24 Avenue Charles Floquet
75007 Paris
France
In a Paris cinema, Magnus Hirschfeld saw newsreel footage of the burning of his writings in Berlin. The Nazis had meticulously planned the surprise coup. On the early Saturday morning of May 6, 1933 - four days before the publicly staged book burning - 100 Nazi students from the University of Physical Education had turned up at the Institute of Sexual Science. Supported by an SA troop and accompanied by a marching brass band, valuable books and documents were first thrown onto a truck and then into the fire on the Opernplatz on May 10.
Was this destructive action aimed at the homosexual Hirschfeld or the Jewish founder of the Hirschfeld Institute? Or both? The doctor Ludwig Levy-Lenz had a completely different assumption. Just a few months earlier, he had practiced at the Institute for Sexual Science and therefore knew that many Nazis had also been treated there. The Institute's records therefore contained information that they could not have been interested in making public.
In the Parisian “Eldorado”, Magnus Hirschfeld, the man with the huge moustache and artfully tied bow tie, was well known as Aunt Magnesia. The “ladies' imitators” who appeared in this establishment had come up with this nickname for Magnus Hirschfeld. From the early summer of 1933, this guest appeared regularly at the Eldorado - but never in women's clothing, as was later rumored. At that time, the genre term “travesty” - related to the word “transvestite” - was established for the art form of “female impersonators”. Today, hardly anyone knows that this term was invented by Magnus Hirschfeld.
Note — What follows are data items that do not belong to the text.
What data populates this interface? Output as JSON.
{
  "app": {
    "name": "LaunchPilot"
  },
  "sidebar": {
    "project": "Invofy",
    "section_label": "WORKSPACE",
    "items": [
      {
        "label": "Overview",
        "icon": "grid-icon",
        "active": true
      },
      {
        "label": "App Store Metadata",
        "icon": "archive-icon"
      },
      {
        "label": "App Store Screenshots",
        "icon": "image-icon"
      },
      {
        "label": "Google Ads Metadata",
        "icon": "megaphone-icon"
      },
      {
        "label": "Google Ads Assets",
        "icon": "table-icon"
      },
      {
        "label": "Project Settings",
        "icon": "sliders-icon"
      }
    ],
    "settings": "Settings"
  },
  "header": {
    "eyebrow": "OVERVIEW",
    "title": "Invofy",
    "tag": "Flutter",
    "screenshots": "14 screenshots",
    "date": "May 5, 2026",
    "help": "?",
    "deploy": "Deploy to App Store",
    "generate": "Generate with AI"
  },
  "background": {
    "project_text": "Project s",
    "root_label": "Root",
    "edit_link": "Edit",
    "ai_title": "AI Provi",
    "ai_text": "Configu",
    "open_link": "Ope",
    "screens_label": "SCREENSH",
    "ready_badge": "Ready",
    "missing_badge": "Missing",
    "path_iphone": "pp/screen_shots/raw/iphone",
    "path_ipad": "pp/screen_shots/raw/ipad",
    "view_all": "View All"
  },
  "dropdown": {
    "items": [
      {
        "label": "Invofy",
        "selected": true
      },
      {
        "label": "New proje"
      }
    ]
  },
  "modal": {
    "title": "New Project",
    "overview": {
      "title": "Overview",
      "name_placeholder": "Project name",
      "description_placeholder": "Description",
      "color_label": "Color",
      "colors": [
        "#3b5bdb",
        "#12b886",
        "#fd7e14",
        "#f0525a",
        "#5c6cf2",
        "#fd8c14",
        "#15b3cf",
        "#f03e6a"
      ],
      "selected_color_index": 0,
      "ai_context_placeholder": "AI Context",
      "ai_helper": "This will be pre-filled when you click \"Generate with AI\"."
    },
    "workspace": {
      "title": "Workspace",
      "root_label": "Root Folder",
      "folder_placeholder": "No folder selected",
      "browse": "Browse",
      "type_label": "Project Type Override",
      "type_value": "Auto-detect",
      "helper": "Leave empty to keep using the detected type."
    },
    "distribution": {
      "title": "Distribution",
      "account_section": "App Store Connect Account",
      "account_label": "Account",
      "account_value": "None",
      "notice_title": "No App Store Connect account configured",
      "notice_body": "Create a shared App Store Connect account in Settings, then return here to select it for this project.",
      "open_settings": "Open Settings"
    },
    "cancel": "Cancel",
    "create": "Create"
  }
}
Many years before his exile in Paris, the sex researcher had created the term for the title of a publication: “The Transvestites - An Investigation into the Erotic Disguise Instinct, with Extensive Casuistic and Historical Material”.
After Magnus Hirschfeld had not returned to Berlin from his trip around the world, his partner Karl Giese traveled to Paris to join him. Here he discovered that Hirschfeld had found another partner in 23-year-old Li Shiu Tong, a budding doctor. They then had a ménage à trois in exile in France.
In Paris, Magnus Hirschfeld opened an “Institut des sciences sexologiques” together with the French doctor Edmond Zammert at no. 24 Avenue Charles Floquet. However, the fruitful collaboration did not last long. On May 14, 1935, Magnus Hirschfeld died in Nice in the south of France. It was his 67th birthday.